Me ha tragado una insoportable atroz nube de aburrimiento escuchando a tipos pelearse sobre la posibilidad o no de que aquello fuera penal, de que hubiera posición adelantada o de que tal o cual juez estuviera comprado o fuera un vendido o una sarta de cosas por el estilo sobre un juego, si sobre un juego donde se tata de tener más goles de un lado por sobre el otro para ganar la enorme gloria de eso mismo: ganar un juego.

Y no solo hay una enorme cantidad de programas de televisión, de radio, revistas y sitios de Internet sobre fútbol que encima de ello hasta en programas que no se tratan de este tema se habla de fútbol tal como si de una invasión se tratara. Para colmo cuando se habla de este tema no se detiene nadie y se sigue y sigue repitiendo lugares comunes escuchados por quién suscribe desde siempre y lamentablemente para siempre según parece. Por increíble que parezca hay gente que conoce detalles de partidos, campeonatos y series desde años inmemoriales, nombres de jugadores, de técnicos, los marcadores y hasta anécdotas triviales como que jugaron a cierta altura o fue el gol número tal de aquel centro delantero que ahora juega en equis club.

La publicidad me ofrece juntar cierta cantidad de cupones para ir a conocer personalmente a ese jugador millonario que apenas sabe hablar pero tuvo la suerte de ser transferido a Europa y ahora es un nuevo rico aunque solamente sea bueno pateando la pelota. No me interesa, como tampoco me interesa ponerme una camiseta con su nombre o comprar esa afeitadora que usa el otro que también tuvo la suerte de ser una especie de primate goleador y que le ganó a miles de botijas que se quedaron en el potrero esperando el milagro de ser ídolos para una turba indiferenciada de personas iletradas y no tanto.

El futbol no es solamente el solaz y la locura de los tontos, he escuchado a personas muy inteligentes caer en el embudo del gusto por este deporte mundial que ocupa para muchos el centro de sus vidas y la define de principio a fin al grado de que podrá estallar una revolución cualquier día pero nunca durante una final de una copa o cuando juega su cuadro preferido.

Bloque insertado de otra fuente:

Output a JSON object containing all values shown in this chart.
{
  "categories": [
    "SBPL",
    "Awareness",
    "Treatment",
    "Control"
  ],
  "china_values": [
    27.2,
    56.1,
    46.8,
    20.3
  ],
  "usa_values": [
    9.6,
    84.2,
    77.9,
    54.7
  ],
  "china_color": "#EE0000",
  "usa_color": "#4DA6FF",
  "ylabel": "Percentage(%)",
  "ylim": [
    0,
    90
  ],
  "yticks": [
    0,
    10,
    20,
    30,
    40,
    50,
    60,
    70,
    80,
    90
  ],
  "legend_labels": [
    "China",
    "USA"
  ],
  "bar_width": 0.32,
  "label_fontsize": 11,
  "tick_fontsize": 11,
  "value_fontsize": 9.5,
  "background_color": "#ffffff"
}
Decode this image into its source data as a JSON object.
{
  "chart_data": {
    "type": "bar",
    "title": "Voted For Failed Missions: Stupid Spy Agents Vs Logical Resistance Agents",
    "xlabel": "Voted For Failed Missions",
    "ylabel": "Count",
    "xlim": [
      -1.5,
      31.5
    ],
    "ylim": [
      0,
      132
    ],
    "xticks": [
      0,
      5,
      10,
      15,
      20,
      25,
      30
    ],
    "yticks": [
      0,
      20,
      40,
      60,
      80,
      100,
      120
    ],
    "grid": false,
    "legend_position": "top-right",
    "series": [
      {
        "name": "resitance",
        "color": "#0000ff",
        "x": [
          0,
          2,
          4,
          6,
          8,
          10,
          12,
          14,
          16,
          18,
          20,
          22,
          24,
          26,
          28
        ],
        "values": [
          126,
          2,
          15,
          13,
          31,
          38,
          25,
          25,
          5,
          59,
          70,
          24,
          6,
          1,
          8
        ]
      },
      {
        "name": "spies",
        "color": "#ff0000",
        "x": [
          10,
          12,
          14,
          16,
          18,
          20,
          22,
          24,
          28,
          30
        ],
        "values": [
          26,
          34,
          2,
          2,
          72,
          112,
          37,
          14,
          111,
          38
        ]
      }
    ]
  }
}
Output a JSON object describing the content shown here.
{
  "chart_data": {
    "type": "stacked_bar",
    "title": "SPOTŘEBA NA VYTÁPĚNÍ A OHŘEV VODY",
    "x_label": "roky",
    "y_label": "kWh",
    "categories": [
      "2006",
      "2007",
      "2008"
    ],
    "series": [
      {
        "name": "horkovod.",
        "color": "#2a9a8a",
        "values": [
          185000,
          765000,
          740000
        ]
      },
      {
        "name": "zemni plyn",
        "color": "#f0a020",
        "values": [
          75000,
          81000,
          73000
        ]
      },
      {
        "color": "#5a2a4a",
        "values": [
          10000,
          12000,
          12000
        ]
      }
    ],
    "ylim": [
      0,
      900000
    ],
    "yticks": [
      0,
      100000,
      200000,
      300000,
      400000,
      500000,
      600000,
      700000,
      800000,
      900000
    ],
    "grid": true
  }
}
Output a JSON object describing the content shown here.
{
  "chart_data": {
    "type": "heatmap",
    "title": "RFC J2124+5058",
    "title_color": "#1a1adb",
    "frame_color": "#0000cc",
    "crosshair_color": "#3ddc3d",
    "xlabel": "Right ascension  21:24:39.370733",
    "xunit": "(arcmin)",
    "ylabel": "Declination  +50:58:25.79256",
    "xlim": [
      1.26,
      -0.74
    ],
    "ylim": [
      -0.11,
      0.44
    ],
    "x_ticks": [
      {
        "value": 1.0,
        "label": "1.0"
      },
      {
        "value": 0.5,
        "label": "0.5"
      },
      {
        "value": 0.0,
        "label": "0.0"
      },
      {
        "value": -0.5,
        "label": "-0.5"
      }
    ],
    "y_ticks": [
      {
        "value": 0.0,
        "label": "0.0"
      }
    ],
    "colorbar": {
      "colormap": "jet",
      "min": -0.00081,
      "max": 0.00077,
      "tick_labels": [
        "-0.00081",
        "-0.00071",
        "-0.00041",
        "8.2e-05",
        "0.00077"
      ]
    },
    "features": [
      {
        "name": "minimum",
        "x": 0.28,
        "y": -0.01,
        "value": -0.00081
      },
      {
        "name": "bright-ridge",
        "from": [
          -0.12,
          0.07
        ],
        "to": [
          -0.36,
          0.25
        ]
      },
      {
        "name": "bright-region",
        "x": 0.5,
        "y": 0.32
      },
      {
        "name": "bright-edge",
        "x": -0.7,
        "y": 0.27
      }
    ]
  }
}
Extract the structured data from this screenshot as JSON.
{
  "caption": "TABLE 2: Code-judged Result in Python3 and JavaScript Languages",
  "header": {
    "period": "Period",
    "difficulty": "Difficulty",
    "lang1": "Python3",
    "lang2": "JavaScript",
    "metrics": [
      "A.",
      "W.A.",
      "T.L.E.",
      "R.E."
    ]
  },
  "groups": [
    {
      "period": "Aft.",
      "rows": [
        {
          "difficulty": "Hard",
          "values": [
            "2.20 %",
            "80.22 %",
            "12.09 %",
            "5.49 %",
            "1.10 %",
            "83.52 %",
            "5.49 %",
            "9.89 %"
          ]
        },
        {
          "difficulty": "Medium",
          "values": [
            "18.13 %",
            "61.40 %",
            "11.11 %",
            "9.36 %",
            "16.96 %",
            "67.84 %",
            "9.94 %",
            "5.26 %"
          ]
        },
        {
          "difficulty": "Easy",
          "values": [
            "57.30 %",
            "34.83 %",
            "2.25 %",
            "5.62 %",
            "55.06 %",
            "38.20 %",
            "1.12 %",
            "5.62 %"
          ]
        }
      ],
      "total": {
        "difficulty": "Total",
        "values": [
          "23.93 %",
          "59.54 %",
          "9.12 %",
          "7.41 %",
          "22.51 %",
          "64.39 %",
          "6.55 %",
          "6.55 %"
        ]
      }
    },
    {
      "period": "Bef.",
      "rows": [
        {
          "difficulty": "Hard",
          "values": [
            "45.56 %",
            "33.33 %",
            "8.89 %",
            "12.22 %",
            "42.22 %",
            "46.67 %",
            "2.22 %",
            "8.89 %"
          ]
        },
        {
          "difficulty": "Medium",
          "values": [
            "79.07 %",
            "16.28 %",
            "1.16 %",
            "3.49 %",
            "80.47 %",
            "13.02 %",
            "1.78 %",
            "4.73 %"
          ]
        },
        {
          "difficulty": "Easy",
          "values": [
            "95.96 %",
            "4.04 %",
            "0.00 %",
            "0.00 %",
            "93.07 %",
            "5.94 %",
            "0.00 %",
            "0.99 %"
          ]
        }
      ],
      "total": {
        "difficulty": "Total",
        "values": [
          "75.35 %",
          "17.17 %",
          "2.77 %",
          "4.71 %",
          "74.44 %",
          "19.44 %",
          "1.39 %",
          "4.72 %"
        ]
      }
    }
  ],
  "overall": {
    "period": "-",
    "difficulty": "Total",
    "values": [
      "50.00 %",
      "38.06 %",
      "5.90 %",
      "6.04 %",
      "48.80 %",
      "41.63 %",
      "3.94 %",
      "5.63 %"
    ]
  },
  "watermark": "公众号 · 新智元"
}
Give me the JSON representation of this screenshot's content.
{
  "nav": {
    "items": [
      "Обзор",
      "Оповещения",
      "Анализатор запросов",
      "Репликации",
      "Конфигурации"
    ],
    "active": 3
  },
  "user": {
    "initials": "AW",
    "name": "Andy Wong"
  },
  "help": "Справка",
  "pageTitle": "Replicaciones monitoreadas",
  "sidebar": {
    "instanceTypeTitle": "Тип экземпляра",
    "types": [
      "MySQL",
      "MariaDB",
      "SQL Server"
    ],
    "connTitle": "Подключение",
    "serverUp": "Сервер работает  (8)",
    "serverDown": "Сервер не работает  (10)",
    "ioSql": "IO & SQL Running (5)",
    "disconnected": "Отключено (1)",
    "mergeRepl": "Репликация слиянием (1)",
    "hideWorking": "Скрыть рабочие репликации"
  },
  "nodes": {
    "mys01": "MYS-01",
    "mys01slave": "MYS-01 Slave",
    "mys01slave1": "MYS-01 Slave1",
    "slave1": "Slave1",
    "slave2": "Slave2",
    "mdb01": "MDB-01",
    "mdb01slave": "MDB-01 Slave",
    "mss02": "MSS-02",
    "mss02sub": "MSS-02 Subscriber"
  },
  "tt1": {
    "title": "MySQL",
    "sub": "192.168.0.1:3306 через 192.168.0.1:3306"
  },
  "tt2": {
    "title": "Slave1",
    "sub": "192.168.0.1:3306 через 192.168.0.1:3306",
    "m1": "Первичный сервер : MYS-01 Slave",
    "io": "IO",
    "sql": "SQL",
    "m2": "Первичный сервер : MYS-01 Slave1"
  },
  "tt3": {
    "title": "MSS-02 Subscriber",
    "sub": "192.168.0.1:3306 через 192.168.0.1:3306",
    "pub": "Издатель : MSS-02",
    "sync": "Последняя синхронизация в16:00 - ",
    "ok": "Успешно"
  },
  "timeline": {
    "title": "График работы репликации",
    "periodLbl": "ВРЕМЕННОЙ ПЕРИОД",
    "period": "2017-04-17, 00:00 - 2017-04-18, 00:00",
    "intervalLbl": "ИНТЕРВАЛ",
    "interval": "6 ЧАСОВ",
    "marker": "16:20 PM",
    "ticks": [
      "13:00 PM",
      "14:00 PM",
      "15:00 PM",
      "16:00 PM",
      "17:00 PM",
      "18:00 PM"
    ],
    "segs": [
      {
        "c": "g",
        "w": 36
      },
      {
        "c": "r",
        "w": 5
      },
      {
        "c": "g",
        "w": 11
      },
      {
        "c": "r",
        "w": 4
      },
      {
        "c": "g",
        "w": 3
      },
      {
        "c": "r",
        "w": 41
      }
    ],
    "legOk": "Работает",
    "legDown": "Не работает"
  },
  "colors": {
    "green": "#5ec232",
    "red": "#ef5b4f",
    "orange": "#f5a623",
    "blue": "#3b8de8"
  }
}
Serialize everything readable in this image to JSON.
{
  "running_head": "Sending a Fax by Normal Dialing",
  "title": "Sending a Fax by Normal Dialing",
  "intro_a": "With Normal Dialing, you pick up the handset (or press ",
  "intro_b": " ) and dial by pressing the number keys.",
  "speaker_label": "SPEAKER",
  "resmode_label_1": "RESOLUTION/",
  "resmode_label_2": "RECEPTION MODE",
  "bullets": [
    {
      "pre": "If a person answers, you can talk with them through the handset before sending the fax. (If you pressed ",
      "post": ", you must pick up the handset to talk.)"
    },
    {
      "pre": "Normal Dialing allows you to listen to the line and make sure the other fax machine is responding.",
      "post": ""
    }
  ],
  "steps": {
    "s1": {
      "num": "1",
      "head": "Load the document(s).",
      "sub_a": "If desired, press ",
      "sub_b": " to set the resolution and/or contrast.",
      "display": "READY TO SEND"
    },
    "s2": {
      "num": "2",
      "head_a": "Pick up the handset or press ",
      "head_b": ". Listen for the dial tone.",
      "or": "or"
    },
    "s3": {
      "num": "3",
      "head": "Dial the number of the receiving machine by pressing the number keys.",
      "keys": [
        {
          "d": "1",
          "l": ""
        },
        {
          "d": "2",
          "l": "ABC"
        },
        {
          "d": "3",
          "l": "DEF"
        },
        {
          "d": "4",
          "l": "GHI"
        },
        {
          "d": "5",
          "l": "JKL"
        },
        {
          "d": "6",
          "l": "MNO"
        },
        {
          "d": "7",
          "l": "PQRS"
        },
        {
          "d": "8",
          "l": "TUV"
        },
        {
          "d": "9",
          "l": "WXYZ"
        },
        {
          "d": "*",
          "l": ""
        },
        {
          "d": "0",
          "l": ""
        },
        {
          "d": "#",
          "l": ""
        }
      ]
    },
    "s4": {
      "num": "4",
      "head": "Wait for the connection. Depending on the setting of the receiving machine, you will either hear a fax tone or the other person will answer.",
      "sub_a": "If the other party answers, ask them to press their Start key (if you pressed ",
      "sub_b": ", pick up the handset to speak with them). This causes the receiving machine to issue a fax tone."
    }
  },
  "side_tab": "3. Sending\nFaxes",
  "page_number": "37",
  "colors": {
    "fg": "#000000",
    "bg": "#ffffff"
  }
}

Cuando era niño me preguntaban de que cuadro era y yo contestaba: de Peñarol, porque me gustaban sus colores, una sola vez los fui a ver con mi padre al estadio centenario con unos doce años y me pudrí como un condenado y después tuve un vecino que me llevaba a ver los partidos de inferiores del Club Nacional de Fútbol donde jugaba su hijo, quizás con la esperanza de que me pase a ese cuadro pero también me aburría a grados proverbiales, me dejó de llevar y hasta me ofendió diciéndome que seguro me habían dado muchos caramelos para ser de Peñarol. Un completo idiota el tipo.

El otro día vi a una chica muy atractiva que tenía tatuado el nombre de su cuadro en el brazo y me dio lástima, de verdad, creo que porque parece una chica inteligente y tal vez lo sea, como también todos los que en las redes sociales tienen interminables contiendas sobre el fútbol a grados que pocas veces son agradables y mucho menos respetuosos. Quizás lo bueno de todo esto es que este tema nos ayuda a conocer a quien tenemos delante y no porque siga a tal o cual cuadro sino por todo lo que está dispuesto a hacer en su honor.

Con los años me doy cuenta de que mi vida social se ha restringido bastante por ser anarquista y ateo pero por sobre todas las cosas porque detesto el fútbol y no puedo ver un solo partido sin dormirme a los cinco minutos sea cual sea, tampoco me puedo asociar a la idea de que unos tipos de camiseta celeste me representan aunque canten ese himno que se me impone solo porque nací de pura casualidad aquí, no me mueve ni una pestaña que ganen o pierdan pero si me molesta bastante que como a Umberto Eco cualquier individuo anónimo piense que debo interesarme o saber lo que ocurre sobre este tema solo porque soy un ser humano.